Compared to the new 45mm f/2.8P. The current 45/2.8P is very slightly smaller, very slightly lighter, focuses slightly closer, does not stop down to f/32, lacks the flash function, and reasonably can be expected to have slightly better coatings and optical performance.
The new 45mm was designed to be sold with the FM3a. It is a great lens for film cameras that were designed in the AI era. It is not so good if you have an older camera with a metered prism that wants to connect with meteing prongs (since you can't even fit prongs to this lens).
On a current Nikon DSLR (and not the cheap ones), the new 45mm provides only one additional piece of functionality over an AI-modified old one: providing a searchable metadata field for focal length. With a "chipped" lens, the lens used is recorded in such a way that you can search for that lens. With an AI lens manually input into the camera, the focal length and aperture used are still recorded, but the name of the lens is not. This is a relatively minor point - and Leica files have the problem on Lightroom - you can see the FL and aperture (aperture in Beta 3), but you can't search by lens.
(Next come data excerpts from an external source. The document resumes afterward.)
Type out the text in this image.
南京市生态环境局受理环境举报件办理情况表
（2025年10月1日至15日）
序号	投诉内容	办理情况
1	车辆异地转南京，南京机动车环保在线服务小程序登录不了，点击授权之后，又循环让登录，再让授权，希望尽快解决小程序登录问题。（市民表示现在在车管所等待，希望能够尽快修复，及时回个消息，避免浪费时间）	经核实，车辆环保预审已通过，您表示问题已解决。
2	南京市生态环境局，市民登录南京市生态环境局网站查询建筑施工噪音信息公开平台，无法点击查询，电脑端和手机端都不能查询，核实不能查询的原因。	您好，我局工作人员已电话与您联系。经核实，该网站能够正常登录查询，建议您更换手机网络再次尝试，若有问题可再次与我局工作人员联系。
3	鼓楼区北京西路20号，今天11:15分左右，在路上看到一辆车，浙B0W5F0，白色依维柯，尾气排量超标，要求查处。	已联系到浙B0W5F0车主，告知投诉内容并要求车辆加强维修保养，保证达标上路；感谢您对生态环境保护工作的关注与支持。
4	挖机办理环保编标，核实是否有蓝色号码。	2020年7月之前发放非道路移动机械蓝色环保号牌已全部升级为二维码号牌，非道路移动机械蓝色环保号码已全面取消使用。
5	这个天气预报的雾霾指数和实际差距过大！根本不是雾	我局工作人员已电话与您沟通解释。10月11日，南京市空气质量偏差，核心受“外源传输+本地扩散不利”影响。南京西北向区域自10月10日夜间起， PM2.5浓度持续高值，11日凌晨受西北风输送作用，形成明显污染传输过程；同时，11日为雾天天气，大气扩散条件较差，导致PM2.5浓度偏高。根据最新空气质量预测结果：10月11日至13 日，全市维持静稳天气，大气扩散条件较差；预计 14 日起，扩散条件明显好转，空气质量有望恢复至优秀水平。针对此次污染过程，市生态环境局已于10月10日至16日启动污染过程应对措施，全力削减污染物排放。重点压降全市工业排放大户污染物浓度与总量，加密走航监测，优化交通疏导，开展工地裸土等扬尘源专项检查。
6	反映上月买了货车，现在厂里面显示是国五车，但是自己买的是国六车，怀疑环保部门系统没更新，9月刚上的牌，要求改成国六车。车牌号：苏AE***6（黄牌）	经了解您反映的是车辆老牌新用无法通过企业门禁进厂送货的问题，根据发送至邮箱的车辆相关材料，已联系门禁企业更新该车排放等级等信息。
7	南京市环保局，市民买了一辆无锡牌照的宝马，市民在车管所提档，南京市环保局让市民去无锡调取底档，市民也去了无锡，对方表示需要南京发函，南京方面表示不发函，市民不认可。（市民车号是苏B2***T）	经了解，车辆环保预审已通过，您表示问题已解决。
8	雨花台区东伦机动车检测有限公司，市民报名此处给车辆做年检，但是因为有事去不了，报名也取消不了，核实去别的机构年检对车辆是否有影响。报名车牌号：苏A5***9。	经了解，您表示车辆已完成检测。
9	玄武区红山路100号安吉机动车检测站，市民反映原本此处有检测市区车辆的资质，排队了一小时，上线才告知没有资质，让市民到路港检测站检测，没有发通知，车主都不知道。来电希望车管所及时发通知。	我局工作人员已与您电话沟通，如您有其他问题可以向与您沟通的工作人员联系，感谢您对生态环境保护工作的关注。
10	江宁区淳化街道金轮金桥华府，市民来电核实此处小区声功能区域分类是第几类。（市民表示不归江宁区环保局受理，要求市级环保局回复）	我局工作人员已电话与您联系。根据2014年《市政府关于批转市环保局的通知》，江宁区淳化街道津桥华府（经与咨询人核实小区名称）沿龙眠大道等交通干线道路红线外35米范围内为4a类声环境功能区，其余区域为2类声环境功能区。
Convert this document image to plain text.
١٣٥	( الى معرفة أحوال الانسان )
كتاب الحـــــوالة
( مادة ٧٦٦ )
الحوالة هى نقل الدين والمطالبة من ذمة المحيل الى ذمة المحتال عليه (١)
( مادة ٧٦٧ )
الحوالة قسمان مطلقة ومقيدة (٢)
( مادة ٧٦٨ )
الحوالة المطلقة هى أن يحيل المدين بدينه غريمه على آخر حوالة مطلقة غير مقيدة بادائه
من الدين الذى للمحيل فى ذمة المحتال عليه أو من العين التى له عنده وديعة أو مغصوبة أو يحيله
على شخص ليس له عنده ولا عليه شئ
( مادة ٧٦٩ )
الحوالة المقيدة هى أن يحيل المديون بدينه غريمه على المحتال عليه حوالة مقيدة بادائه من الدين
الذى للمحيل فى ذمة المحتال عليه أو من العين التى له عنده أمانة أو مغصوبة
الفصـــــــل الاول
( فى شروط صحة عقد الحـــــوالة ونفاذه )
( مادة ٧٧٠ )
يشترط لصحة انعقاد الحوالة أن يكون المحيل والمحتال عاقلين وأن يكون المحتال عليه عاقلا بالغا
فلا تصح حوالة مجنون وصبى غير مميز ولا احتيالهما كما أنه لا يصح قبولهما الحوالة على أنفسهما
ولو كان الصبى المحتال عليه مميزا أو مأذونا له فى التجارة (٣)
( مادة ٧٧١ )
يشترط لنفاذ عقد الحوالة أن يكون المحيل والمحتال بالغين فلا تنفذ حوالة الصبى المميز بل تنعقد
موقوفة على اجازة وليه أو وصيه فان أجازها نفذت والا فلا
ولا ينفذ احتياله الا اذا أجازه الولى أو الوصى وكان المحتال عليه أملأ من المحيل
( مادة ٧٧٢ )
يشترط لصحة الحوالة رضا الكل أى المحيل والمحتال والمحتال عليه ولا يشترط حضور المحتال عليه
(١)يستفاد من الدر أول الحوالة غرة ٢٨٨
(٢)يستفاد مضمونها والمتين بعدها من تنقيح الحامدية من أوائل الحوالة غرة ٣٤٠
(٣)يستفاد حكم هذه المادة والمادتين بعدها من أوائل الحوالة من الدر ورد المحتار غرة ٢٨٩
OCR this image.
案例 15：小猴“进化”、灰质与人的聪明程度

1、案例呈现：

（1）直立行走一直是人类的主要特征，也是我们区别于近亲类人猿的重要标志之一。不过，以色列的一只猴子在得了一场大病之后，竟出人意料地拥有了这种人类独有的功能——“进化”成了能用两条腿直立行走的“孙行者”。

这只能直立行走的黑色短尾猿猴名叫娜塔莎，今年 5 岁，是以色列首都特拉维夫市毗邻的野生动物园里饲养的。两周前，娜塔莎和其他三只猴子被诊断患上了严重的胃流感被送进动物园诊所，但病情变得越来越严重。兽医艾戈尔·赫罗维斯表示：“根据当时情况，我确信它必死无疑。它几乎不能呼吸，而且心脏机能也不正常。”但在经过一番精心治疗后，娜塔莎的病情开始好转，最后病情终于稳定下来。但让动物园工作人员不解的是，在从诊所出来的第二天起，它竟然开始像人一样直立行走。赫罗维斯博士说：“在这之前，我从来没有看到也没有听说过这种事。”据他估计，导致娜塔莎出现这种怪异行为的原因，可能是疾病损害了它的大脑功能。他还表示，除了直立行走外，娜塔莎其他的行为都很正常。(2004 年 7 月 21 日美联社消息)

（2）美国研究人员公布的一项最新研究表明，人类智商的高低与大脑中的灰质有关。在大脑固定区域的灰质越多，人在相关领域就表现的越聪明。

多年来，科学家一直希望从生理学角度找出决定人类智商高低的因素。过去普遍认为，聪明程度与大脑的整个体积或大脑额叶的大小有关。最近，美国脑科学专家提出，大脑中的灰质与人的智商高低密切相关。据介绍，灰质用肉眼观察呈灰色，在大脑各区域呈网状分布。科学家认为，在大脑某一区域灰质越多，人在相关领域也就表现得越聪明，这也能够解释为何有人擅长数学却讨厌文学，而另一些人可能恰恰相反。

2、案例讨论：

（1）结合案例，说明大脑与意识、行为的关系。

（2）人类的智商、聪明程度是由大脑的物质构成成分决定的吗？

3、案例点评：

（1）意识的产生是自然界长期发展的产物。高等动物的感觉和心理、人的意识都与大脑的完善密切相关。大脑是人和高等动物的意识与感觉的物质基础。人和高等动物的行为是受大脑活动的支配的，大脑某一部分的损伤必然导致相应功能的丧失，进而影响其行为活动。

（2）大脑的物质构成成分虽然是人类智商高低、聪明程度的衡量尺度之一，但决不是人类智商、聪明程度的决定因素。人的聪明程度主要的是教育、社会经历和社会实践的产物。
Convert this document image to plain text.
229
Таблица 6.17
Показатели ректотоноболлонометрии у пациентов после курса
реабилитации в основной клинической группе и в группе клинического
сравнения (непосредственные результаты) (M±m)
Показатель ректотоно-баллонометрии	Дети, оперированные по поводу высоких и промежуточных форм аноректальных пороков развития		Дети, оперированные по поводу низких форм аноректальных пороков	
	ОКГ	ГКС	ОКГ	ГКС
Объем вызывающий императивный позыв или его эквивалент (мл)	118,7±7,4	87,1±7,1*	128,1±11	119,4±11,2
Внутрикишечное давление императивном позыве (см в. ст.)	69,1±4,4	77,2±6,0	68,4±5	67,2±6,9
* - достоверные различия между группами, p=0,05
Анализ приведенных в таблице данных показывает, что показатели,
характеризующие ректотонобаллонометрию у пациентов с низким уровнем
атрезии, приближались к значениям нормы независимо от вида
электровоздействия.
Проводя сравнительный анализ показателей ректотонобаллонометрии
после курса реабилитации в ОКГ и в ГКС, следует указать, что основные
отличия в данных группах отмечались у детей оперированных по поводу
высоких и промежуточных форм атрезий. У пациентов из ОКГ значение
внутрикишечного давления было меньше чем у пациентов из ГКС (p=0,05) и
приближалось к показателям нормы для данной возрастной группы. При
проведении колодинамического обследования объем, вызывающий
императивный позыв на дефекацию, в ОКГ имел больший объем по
The current 45mm f/2.8P doesn't provide any additional functionality on higher-end Nikon DSLRs because they can matrix-meter with any AI lens, not just ones that have chips. And given that lenses with chips tell Nikon digital cameras to control aperture via the camera's dials and not the aperture ring, it may even be a liability for some people. On Nikon DSLRs, where there is a custom function that would allow you to use the aperture ring to set the aperture, it is usually buried (a sub-setting of F9 on the D700). And once you set that, you then have to use the aperture ring with all AF lenses that have aperture rings. So between your AI lenses, your chipped non-AF lenses, your AF lenses, and your G lenses, it could get confusing at an inopportune time.
Recommended focusing screens: K, E, H, R.
Conclusion. In an era where you couldn't get a usable ISO 3200 out of a camera, you might have thoughts a lens like this was slow. But today, it's a different story - and one of these on something like a D700 makes for a very flat package with very high quality results. Even for sunnier days with film, it's a great companion to an F3. And if you come from the Leica world, this lens even focuses in the right direction!